Dans les prochaines semaines, vous risquez d’entendre
beaucoup parler de la crise King-Byng de 1926. Elle n’offre aucune orientation
claire sur ces questions. Le chef libéral MacKenzie King n’a pas démissionné de
son poste de premier ministre après les élections générales de 1925, même si les
conservateurs avaient élu plus de députés — 116 contre 101 libéraux dans une
chambre de 245 sièges. Il est resté au pouvoir avec l’appui des tiers partis et
a gagné plusieurs votes de confiance à la Chambre. Toutefois, environ huit mois
après les élections, il a demandé sans succès une dissolution pour tenter
d’éviter un vote de censure qu’il était certain de perdre. Il a démissionné
sur-le-champ de son poste de premier ministre, et lord Byng, le gouverneur
général, a demandé à Arthur Meighen, chef du Parti conservateur, de former un
gouvernement. Il l’a fait, mais, moins d’une semaine plus tard, la Chambre a
déclaré ne pas avoir confiance en son administration, et ce, par une seule voix
d’écart — la célèbre « paire brisée ». Le gouverneur général, sur l’avis de
M. Meighen, a alors dissous le Parlement et ordonné la tenue d’élections
générales.
M. King a fait de la décision de lord Byng l’élément central
de la campagne électorale suivante. Sa victoire aux élections de 1926 vient
prouver l’idée selon laquelle aucun gouverneur général ne pourra jamais refuser
de demande de dissolution. Cette déclaration est incorrecte, à mon avis. Il
serait juste de dire qu’aucun titulaire de charge vice-royal ne peut refuser
d’agir sur l’avis du premier ministre, à moins que les représentants élus soient
prêts à appuyer un gouvernement substitut. Le principe directeur consiste à ce
que la décision revienne aux membres élus de la Chambre. La crise de 1926 n’est
pas survenue parce que lord Byng a rejeté la demande de M. King, mais plutôt
parce que M. Meighen n’a pas réussi à gagner un vote de confiance subséquent au
Parlement. Cet échec leur a coûté leur poste à tous les deux — Meighen, comme
premier ministre, et Byng, comme gouverneur général.
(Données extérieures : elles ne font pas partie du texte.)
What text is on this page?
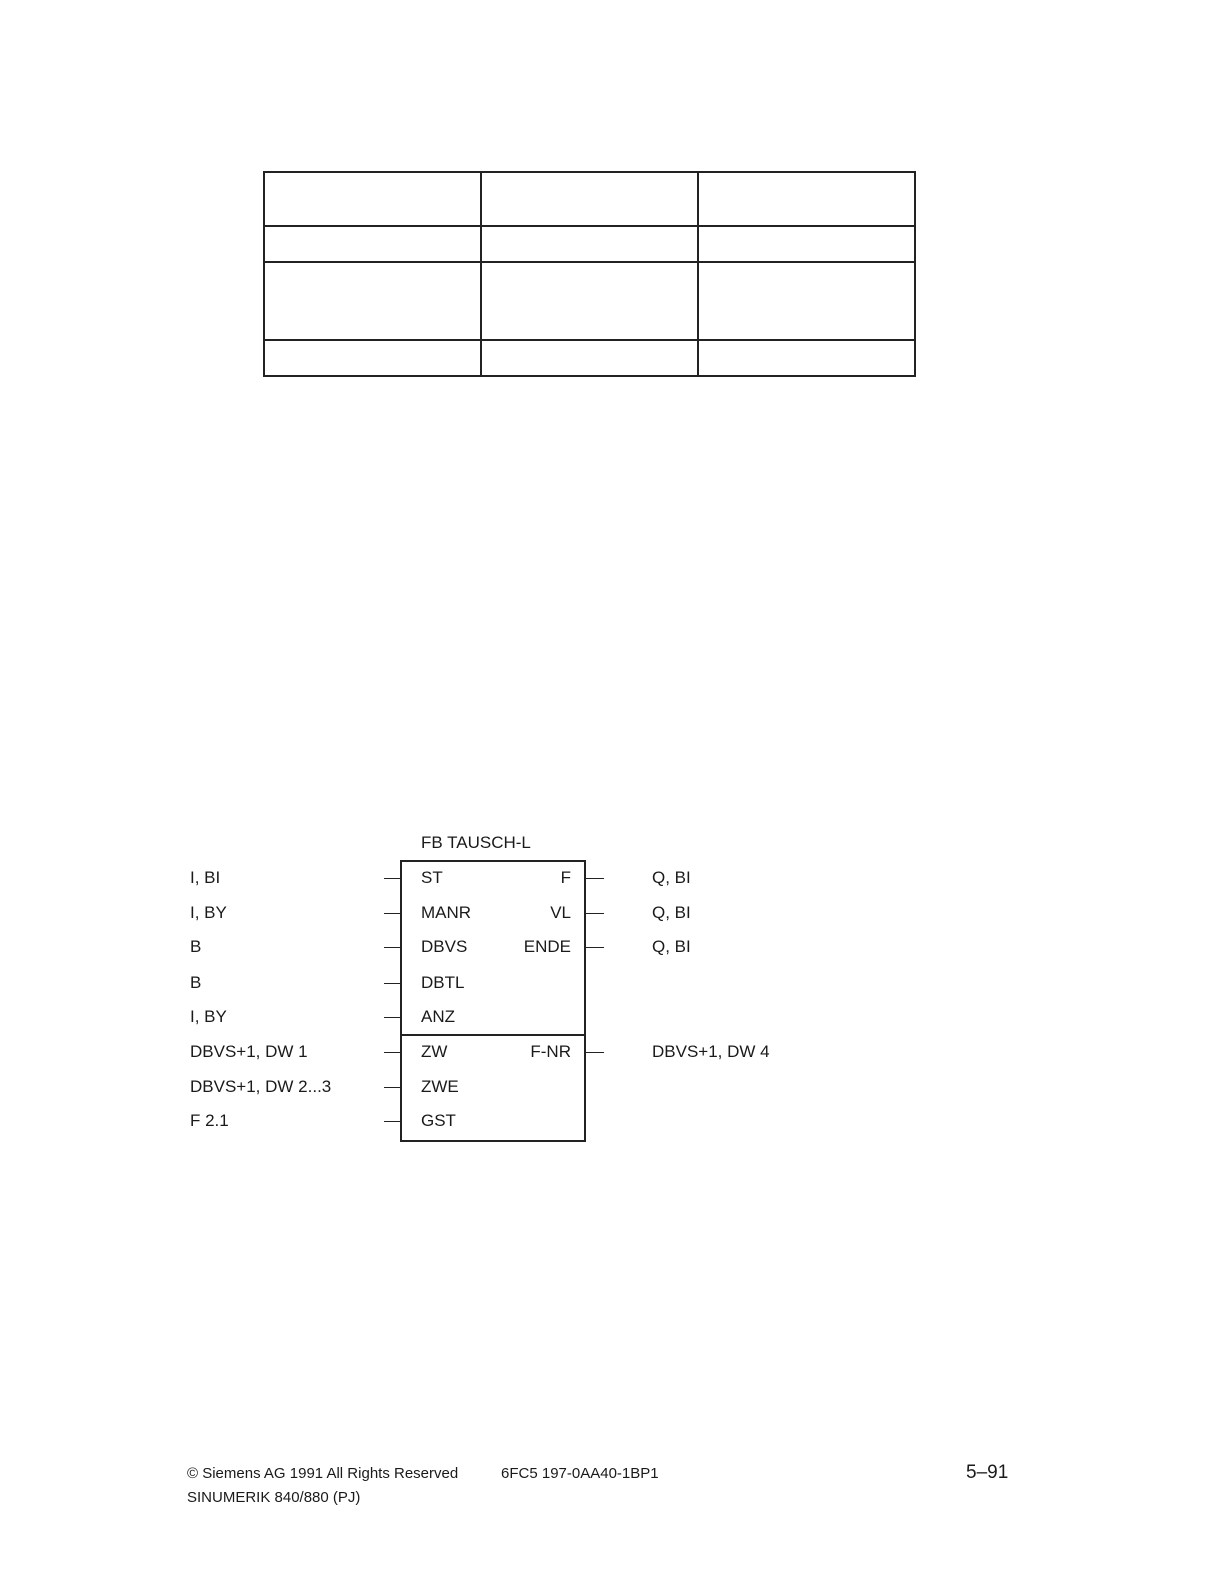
FB TAUSCH-L
I, BI	ST
I, BY	MANR
B	DBVS
B	DBTL
I, BY	ANZ
DBVS+1, DW 1	ZW
DBVS+1, DW 2...3	ZWE
F 2.1	GST
F	Q, BI
VL	Q, BI
ENDE	Q, BI
F-NR	DBVS+1, DW 4
© Siemens AG 1991 All Rights Reserved	6FC5 197-0AA40-1BP1
SINUMERIK 840/880 (PJ)
5–91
Je m’abstiendrai d’émettre des hypothèses sur ce qui se passera lorsque le
Parlement reprendra ses travaux, mais les options sont assez claires. M. Harper
se soumettra à un vote de confiance de la Chambre rapidement et à un moment
approprié. S’il obtient la confiance des députés, les affaires courantes
reprendront. Mais, dans le cas contraire, il devra soit demander une
dissolution, soit démissionner. La gouverneure générale décidera de son sort en
déclenchant des élections ou en demandant à un autre membre du Parlement de
former un gouvernement. Quoi qu’il en soit, les événements de décembre 2008 et
de janvier et de février 2009 trouveront à jamais une place dans la longue
histoire de l’évolution constitutionnelle de notre pays.